Again Vrabel presents wonderful characters and weaves her protagonist's blindness into a fabric of life issues. There are bullies, middle-school crushes, and struggles for acceptance. There is learning about the past of an elder who seems eccentric and annoying, but who actually has some merit.
Ryder has had retinoblastoma, a childhood cancer, which affected one eye. We travel with him the road of fear that cancer will come again and rob him of his remaining vision. We learn how he functions with only one eye and see the surprising compassion of other kids who find subtle ways to help him blend in.
While I think kids and parents with a blindness connection will enjoy this book, I didn't find it quite as irresistible as A Blind Guide to Stinkville.
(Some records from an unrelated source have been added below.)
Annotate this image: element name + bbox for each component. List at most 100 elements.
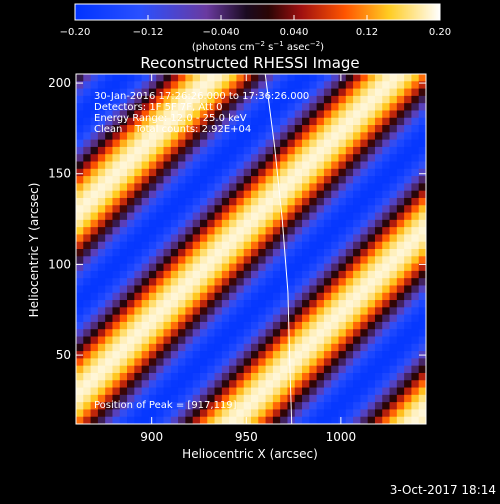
heatmap-cell [127, 300, 135, 308]
heatmap-cell [418, 154, 426, 162]
heatmap-cell [90, 81, 99, 89]
heatmap-cell [294, 139, 303, 148]
heatmap-cell [374, 300, 383, 308]
heatmap-cell [331, 321, 339, 330]
heatmap-cell [170, 402, 179, 410]
heatmap-cell [345, 343, 354, 352]
heatmap-cell [331, 402, 339, 410]
heatmap-cell [141, 402, 150, 410]
heatmap-cell [280, 336, 288, 345]
heatmap-cell [353, 292, 361, 301]
heatmap-cell [76, 117, 84, 126]
heatmap-cell [214, 292, 223, 301]
heatmap-cell [323, 263, 332, 272]
heatmap-cell [411, 372, 420, 381]
heatmap-cell [119, 117, 128, 126]
heatmap-cell [90, 409, 99, 418]
heatmap-cell [338, 329, 347, 337]
heatmap-cell [272, 300, 281, 308]
heatmap-cell [294, 387, 303, 396]
heatmap-cell [199, 205, 208, 213]
heatmap-cell [163, 139, 172, 148]
heatmap-cell [316, 329, 325, 337]
heatmap-cell [374, 249, 383, 257]
heatmap-cell [97, 351, 106, 359]
heatmap-cell [418, 234, 426, 243]
heatmap-cell [163, 387, 172, 396]
heatmap-cell [119, 321, 128, 330]
heatmap-cell [178, 300, 186, 308]
heatmap-cell [178, 387, 186, 396]
heatmap-cell [170, 212, 179, 221]
heatmap-cell [156, 183, 164, 192]
heatmap-cell [141, 314, 150, 323]
heatmap-cell [112, 343, 121, 352]
heatmap-cell [243, 416, 252, 424]
heatmap-cell [360, 168, 369, 177]
heatmap-cell [272, 132, 281, 141]
heatmap-cell [97, 300, 106, 308]
heatmap-cell [127, 212, 135, 221]
heatmap-cell [294, 394, 303, 403]
heatmap-cell [316, 95, 325, 104]
heatmap-cell [207, 227, 215, 235]
heatmap-cell [265, 329, 274, 337]
heatmap-cell [287, 314, 296, 323]
heatmap-cell [258, 292, 266, 301]
heatmap-cell [360, 351, 369, 359]
heatmap-cell [236, 278, 245, 286]
heatmap-cell [97, 263, 106, 272]
heatmap-cell [90, 343, 99, 352]
heatmap-cell [229, 241, 237, 250]
heatmap-cell [236, 343, 245, 352]
heatmap-cell [141, 285, 150, 294]
heatmap-cell [294, 292, 303, 301]
heatmap-cell [90, 139, 99, 148]
heatmap-cell [323, 197, 332, 206]
heatmap-cell [389, 95, 398, 104]
heatmap-cell [280, 256, 288, 264]
heatmap-cell [83, 394, 91, 403]
heatmap-cell [207, 205, 215, 213]
heatmap-cell [287, 183, 296, 192]
heatmap-cell [331, 314, 339, 323]
heatmap-cell [418, 227, 426, 235]
heatmap-cell [294, 402, 303, 410]
heatmap-cell [287, 205, 296, 213]
heatmap-cell [90, 402, 99, 410]
heatmap-cell [112, 227, 121, 235]
heatmap-cell [199, 132, 208, 141]
heatmap-cell [302, 307, 310, 316]
heatmap-cell [76, 292, 84, 301]
heatmap-cell [163, 249, 172, 257]
heatmap-cell [382, 88, 390, 97]
heatmap-cell [411, 88, 420, 97]
heatmap-cell [418, 409, 426, 418]
heatmap-cell [76, 380, 84, 388]
heatmap-cell [374, 372, 383, 381]
heatmap-cell [302, 249, 310, 257]
heatmap-cell [338, 219, 347, 228]
heatmap-cell [396, 81, 405, 89]
heatmap-cell [127, 358, 135, 367]
heatmap-cell [127, 205, 135, 213]
heatmap-cell [367, 307, 376, 316]
heatmap-cell [97, 307, 106, 316]
heatmap-cell [345, 190, 354, 199]
heatmap-cell [178, 125, 186, 133]
heatmap-cell [90, 88, 99, 97]
heatmap-cell [353, 234, 361, 243]
heatmap-cell [360, 190, 369, 199]
heatmap-cell [170, 409, 179, 418]
heatmap-cell [229, 117, 237, 126]
heatmap-cell [163, 176, 172, 184]
heatmap-cell [272, 139, 281, 148]
heatmap-cell [316, 343, 325, 352]
heatmap-cell [105, 256, 113, 264]
heatmap-cell [141, 358, 150, 367]
heatmap-cell [141, 139, 150, 148]
heatmap-cell [338, 292, 347, 301]
heatmap-cell [112, 387, 121, 396]
heatmap-cell [90, 307, 99, 316]
heatmap-cell [97, 132, 106, 141]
Ryder isn't as blind as Alice—no white cane, no special tools or tricks other than swiveling his head a lot to see with that single eye. But his middle-school angst is genuine, and the excessive humor he uses to cover his blindness is a recognizable trait.
Beth Vrabel has written a number of other award-winning books for this age group, some of which feature characters with disabilities and health issues. I hope she'll return to the blindness theme and exercise her talent and insight by writing about a charming kid who has no eyesight and uses Braille.
(Both of these books are available in paperback from Amazon, in audio format from NLS BARD, and in several electronic formats from Bookshare.)